Number baggage takes many forms and can range from small carry-ons, to fancy suitcases, to old style trunks, to shipping containers, or some combination. While we rarely get a chance to inspect what’s really in the baggage, or even see the extent of the collection, we need to know it’s there and talk openly about it. Hopefully, journalists and others take this into account when they report numbers.
I think the examples included in this post illustrate journalists choosing to acknowledge number baggage, even if they couldn’t go into messy details in a brief news article. The article provides several numbers as a focus, but it does not overly emphasize the most dramatic numbers. It provides enough context to openly acknowledge the existence of baggage attached to the numbers.
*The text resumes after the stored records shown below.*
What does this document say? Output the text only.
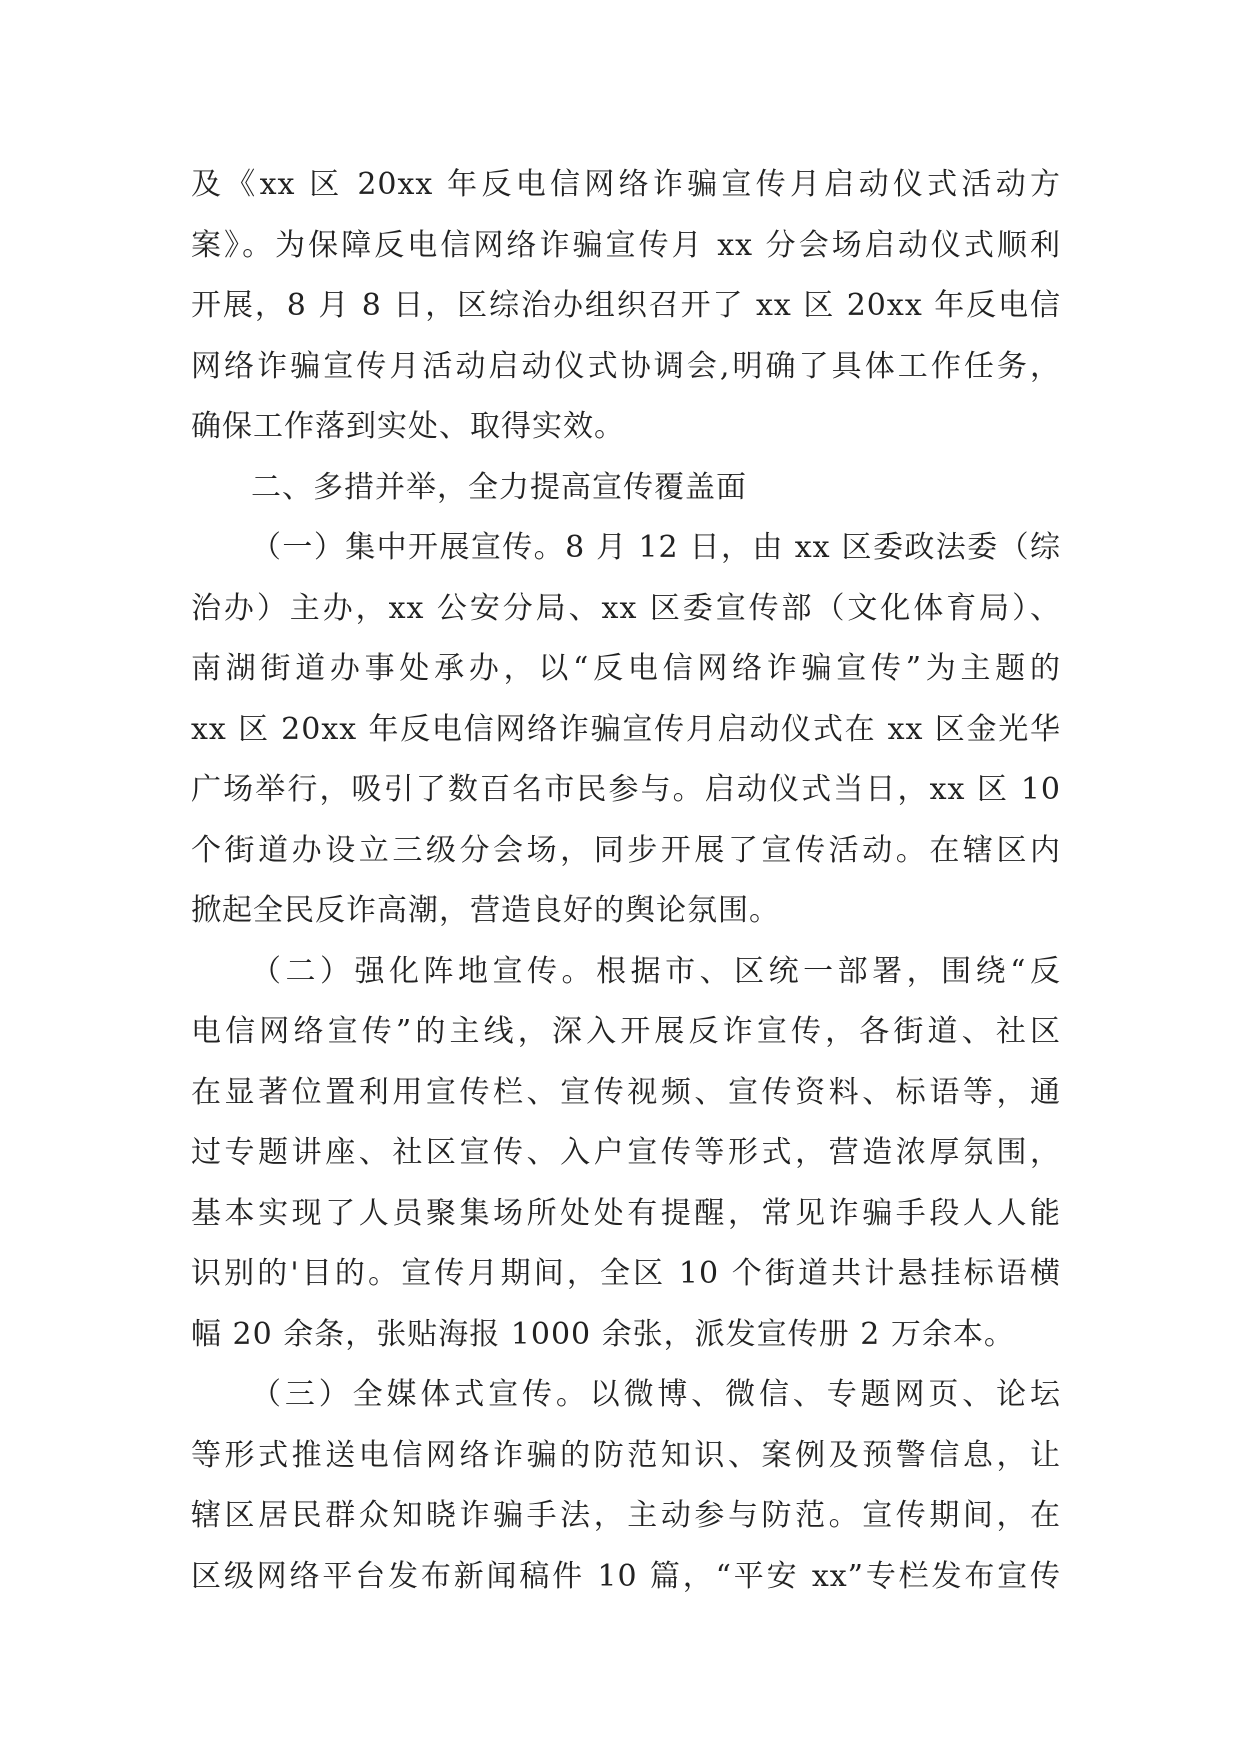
及《xx 区 20xx 年反电信网络诈骗宣传月启动仪式活动方
案》。为保障反电信网络诈骗宣传月 xx 分会场启动仪式顺利
开展，8 月 8 日，区综治办组织召开了 xx 区 20xx 年反电信
网络诈骗宣传月活动启动仪式协调会,明确了具体工作任务，
确保工作落到实处、取得实效。
二、多措并举，全力提高宣传覆盖面
（一）集中开展宣传。8 月 12 日，由 xx 区委政法委（综
治办）主办，xx 公安分局、xx 区委宣传部（文化体育局）、
南湖街道办事处承办，以“反电信网络诈骗宣传”为主题的
xx 区 20xx 年反电信网络诈骗宣传月启动仪式在 xx 区金光华
广场举行，吸引了数百名市民参与。启动仪式当日，xx 区 10
个街道办设立三级分会场，同步开展了宣传活动。在辖区内
掀起全民反诈高潮，营造良好的舆论氛围。
（二）强化阵地宣传。根据市、区统一部署，围绕“反
电信网络宣传”的主线，深入开展反诈宣传，各街道、社区
在显著位置利用宣传栏、宣传视频、宣传资料、标语等，通
过专题讲座、社区宣传、入户宣传等形式，营造浓厚氛围，
基本实现了人员聚集场所处处有提醒，常见诈骗手段人人能
识别的'目的。宣传月期间，全区 10 个街道共计悬挂标语横
幅 20 余条，张贴海报 1000 余张，派发宣传册 2 万余本。
（三）全媒体式宣传。以微博、微信、专题网页、论坛
等形式推送电信网络诈骗的防范知识、案例及预警信息，让
辖区居民群众知晓诈骗手法，主动参与防范。宣传期间，在
区级网络平台发布新闻稿件 10 篇，“平安 xx”专栏发布宣传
It is not realistic for a journalist to inspect and/or present a long list of the pieces of baggage and contents – even with unlimited space it would be a challenge – but claiming the existence of baggage is a huge first step to conveying information more openly and honestly, and avoiding sensationalism. Baggage does not keep the numbers from being useful, but it does mean we should not be fooled into trusting them as if they are the answer to one of our elementary school math problems. Ignoring or forgetting about baggage makes number-based disinformation too easy.